Yep, I came to that conclusion too.  Additionally, especially when
day-dreaming about the 6502 refit, I also came to the conclusion that
nothing forbade the use of a dependency matrix (or its equivalent) to
protect individual sub-fields within a single register either.  E.g.,
on the 6502, nearly all instructions have a write dependency on the
flags register, but very few have read dependencies.  Those that DO,
however, often only care about specific flags.  For example, ADC and
SBC care only about the carry flag, not zero, overflow, or negative.
So, it makes sense to me to reflect that in the design of the
dependency matrix where it makes sense to.

>  so for example if the LD/ST Unit has some sort of "global state"
> which is affected by a CSR (the virtual memory section, involving
> ASIDs for example), which it could well have if it has been designed
> in a particular way, and you fail to take that into account in the L2
> cache or something, then yes, things will go horribly wrong.

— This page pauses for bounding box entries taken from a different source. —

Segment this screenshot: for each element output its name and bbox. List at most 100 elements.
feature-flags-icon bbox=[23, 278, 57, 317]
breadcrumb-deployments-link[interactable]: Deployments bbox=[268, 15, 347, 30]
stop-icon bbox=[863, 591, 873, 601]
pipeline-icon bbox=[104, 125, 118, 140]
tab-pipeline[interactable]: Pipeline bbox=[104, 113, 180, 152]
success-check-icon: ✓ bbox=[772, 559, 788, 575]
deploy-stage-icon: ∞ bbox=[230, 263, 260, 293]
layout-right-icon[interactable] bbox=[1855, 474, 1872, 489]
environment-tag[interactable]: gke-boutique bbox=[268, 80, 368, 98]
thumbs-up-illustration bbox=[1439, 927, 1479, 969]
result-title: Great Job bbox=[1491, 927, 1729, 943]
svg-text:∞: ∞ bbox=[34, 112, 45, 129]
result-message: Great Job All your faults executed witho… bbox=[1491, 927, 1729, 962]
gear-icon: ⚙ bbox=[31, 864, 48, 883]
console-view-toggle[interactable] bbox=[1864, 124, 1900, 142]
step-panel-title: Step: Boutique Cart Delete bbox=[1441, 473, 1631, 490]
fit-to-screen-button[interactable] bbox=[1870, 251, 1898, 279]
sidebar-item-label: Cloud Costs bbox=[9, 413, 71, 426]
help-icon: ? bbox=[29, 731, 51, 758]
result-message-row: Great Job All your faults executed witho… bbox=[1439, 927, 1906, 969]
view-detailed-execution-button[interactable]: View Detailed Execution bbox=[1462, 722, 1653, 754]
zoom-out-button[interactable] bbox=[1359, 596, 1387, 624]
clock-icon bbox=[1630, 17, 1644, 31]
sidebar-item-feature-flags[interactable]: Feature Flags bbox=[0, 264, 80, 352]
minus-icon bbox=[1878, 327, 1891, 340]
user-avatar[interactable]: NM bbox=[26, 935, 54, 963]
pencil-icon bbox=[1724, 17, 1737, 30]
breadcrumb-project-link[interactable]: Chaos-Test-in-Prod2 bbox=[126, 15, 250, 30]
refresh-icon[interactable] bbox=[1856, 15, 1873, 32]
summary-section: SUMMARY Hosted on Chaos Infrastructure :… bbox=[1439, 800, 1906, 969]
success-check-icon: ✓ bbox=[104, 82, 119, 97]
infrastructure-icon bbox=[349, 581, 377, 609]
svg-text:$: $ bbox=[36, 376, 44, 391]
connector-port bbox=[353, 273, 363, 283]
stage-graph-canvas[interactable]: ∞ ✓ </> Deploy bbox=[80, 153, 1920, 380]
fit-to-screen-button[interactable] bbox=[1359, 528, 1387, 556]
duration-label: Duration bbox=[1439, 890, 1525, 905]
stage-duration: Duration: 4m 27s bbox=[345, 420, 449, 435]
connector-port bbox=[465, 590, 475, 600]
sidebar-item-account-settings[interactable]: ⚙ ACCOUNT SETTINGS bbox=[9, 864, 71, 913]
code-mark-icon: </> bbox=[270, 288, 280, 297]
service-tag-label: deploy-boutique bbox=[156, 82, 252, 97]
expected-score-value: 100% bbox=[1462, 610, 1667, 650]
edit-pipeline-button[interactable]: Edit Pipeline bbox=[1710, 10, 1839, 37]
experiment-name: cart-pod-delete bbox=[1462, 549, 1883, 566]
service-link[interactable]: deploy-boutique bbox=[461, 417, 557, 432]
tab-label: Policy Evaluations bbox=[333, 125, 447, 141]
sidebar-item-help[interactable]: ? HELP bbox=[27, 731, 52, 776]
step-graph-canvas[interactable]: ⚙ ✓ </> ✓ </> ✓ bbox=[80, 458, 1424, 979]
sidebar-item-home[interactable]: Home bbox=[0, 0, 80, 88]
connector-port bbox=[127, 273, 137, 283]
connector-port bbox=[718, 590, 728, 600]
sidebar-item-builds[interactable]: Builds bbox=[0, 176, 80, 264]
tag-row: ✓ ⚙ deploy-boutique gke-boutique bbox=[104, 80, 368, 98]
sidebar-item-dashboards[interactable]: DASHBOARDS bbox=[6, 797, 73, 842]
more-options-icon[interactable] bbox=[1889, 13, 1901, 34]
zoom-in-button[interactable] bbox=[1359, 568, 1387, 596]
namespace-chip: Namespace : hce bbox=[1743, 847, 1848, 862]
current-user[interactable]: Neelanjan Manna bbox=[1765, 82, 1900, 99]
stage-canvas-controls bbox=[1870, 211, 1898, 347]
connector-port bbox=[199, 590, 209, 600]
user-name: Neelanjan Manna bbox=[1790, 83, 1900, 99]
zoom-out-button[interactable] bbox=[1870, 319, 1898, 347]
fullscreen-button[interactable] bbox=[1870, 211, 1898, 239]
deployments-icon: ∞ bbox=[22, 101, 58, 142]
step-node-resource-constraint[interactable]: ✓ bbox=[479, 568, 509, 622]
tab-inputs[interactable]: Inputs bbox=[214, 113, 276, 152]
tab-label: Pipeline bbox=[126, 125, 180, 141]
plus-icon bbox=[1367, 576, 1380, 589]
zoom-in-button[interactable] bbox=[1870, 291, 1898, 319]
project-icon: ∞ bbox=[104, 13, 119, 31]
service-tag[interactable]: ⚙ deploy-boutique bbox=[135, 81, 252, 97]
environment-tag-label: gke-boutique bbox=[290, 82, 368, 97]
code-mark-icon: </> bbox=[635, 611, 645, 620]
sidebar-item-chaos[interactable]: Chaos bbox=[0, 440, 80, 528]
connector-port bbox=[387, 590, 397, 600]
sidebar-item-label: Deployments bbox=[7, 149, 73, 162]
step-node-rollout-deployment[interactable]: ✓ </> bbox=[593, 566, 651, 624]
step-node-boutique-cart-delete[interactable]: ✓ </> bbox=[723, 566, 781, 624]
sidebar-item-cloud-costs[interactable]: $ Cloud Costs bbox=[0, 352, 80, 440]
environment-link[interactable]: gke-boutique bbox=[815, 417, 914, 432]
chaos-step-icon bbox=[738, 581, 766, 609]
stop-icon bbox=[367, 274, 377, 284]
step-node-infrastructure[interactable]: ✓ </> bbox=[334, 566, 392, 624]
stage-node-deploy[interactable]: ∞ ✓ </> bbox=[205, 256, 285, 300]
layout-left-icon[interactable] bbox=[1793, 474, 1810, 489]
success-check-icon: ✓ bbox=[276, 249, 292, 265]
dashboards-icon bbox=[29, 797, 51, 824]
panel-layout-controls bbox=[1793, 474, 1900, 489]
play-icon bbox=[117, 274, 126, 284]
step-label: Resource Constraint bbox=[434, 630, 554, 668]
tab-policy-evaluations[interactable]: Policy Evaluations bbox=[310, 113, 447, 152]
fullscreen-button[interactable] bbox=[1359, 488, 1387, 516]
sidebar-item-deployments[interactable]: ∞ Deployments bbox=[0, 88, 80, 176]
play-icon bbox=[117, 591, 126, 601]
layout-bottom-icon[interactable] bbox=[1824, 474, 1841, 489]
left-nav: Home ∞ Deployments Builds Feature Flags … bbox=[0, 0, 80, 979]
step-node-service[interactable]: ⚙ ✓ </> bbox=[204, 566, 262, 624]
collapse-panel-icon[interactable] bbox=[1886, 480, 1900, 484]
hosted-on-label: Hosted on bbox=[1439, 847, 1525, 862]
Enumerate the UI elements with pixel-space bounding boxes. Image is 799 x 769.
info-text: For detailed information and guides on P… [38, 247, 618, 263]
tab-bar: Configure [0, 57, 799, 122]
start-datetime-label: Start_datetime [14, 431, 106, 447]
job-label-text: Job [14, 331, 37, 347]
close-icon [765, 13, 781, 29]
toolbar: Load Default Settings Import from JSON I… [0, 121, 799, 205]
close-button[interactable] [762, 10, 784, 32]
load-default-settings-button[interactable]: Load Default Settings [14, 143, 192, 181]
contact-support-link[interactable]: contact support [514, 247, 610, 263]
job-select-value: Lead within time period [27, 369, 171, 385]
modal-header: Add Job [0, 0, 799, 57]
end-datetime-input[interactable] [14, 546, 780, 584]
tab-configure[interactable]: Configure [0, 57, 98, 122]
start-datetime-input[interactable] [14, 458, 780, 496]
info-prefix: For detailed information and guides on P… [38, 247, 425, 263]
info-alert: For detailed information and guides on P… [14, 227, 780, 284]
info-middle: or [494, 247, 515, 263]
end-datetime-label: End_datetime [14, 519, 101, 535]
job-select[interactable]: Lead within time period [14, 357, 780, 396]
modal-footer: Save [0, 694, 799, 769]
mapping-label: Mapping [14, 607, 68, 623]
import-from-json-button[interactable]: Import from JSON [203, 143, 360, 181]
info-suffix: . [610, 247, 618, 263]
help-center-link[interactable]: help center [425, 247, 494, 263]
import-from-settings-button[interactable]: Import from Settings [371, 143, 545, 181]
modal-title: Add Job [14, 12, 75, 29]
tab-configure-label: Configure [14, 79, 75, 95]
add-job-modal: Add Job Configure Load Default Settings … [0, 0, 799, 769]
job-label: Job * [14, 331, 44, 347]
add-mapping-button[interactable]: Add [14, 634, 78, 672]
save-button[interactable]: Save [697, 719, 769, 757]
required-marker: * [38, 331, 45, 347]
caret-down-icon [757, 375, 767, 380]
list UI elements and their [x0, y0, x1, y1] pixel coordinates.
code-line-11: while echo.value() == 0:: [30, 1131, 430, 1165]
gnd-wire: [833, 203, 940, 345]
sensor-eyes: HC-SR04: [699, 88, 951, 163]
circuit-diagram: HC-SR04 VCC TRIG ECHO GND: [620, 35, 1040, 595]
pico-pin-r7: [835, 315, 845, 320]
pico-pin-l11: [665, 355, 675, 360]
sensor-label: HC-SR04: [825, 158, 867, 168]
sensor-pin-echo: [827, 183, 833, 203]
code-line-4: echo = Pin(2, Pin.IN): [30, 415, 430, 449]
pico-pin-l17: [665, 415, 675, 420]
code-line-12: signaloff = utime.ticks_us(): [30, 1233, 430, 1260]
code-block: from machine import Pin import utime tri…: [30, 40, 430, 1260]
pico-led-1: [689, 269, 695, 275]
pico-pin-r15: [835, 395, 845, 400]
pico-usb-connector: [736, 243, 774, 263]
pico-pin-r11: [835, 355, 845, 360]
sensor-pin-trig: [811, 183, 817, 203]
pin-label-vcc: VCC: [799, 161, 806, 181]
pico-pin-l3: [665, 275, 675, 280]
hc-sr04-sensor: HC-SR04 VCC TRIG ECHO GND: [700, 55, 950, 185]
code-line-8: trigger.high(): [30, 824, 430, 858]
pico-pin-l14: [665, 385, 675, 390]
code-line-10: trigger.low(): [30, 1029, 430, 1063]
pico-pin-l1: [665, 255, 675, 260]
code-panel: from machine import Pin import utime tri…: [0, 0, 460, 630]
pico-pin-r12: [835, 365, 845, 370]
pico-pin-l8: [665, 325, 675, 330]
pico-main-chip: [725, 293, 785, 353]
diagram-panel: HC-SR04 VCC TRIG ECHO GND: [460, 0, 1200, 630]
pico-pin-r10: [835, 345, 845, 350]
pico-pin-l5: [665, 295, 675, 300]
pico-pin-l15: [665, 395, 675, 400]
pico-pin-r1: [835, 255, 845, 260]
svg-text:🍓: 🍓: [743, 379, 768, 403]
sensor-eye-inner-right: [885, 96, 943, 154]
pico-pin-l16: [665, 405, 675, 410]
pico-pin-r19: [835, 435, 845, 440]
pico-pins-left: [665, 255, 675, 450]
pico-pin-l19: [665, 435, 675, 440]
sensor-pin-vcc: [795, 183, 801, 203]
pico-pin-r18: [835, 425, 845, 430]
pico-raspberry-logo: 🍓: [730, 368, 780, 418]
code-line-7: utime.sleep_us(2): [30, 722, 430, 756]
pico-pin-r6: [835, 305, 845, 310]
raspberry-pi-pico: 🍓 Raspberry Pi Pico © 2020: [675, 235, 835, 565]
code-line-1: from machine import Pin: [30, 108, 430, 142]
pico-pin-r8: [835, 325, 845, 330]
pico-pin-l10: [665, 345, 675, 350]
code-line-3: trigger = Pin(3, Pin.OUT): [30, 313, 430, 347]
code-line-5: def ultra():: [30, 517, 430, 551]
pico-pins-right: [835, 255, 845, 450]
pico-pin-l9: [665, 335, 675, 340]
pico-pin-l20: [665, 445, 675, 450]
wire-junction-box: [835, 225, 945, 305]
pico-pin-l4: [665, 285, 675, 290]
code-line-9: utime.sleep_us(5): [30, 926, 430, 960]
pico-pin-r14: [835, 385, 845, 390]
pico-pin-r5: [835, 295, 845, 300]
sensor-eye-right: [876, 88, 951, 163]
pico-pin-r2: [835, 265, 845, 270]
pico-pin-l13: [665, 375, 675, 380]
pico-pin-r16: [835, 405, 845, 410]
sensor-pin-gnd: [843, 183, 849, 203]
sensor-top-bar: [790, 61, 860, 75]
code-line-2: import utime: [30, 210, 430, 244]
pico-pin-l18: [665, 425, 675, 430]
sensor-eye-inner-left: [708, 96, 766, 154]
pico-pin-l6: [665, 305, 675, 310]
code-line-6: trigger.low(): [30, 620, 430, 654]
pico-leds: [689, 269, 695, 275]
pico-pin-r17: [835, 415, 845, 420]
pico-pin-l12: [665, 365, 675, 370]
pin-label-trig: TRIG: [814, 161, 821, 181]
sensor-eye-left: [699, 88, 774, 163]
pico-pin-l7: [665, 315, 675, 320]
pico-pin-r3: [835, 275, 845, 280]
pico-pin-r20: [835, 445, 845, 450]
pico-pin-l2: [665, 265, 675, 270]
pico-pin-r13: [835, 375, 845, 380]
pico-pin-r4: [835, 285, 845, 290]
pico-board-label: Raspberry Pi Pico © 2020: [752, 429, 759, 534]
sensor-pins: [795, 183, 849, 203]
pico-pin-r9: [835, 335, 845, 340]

Perhaps this is an application of shadowing.  I've been putting more
thought into the use of shadow flags to impede instruction issue, and
I've found even in my simplistic approach there are still times when
shadowing is preferable to discarding (e.g., when loading or storing
to side-effecting I/O devices).

I think I have a good enough understanding now to attempt to build a
very simple and crude model of the 53000B.  Basically, I'm thinking of
implementing only enough logic to implement the following program:

ADDI x1,x0,'H'
ADDI x2,x0,HIGHBYTE_IO_SIATERM  ; SIA address for the user's serial terminal
SLLI x2,x2,56
SB   x1, SIA_TX(x2)
ADDI x1,x0,'e'
SB   x1, SIA_TX(x2)
...
JAL  x0,*   ; deadlock

and so on to print out "Hello world".  I figure if I can get four CPU
instructions (ADDI, SB, SLLI, and JAL), this is a good indicator that
the bulk of the work in the processor implementation is basically
done, and the rest of the behavior is filling in the gaps.

The SIA TX buffer is smart enough to defer acknowledgement of the bus
until it's ready to accept data, so no need to poll the transmitter to
see if it's ready.  Thus, the above code will work at 110 baud and
115200 baud without any changes.

-- 
Samuel A. Falvo II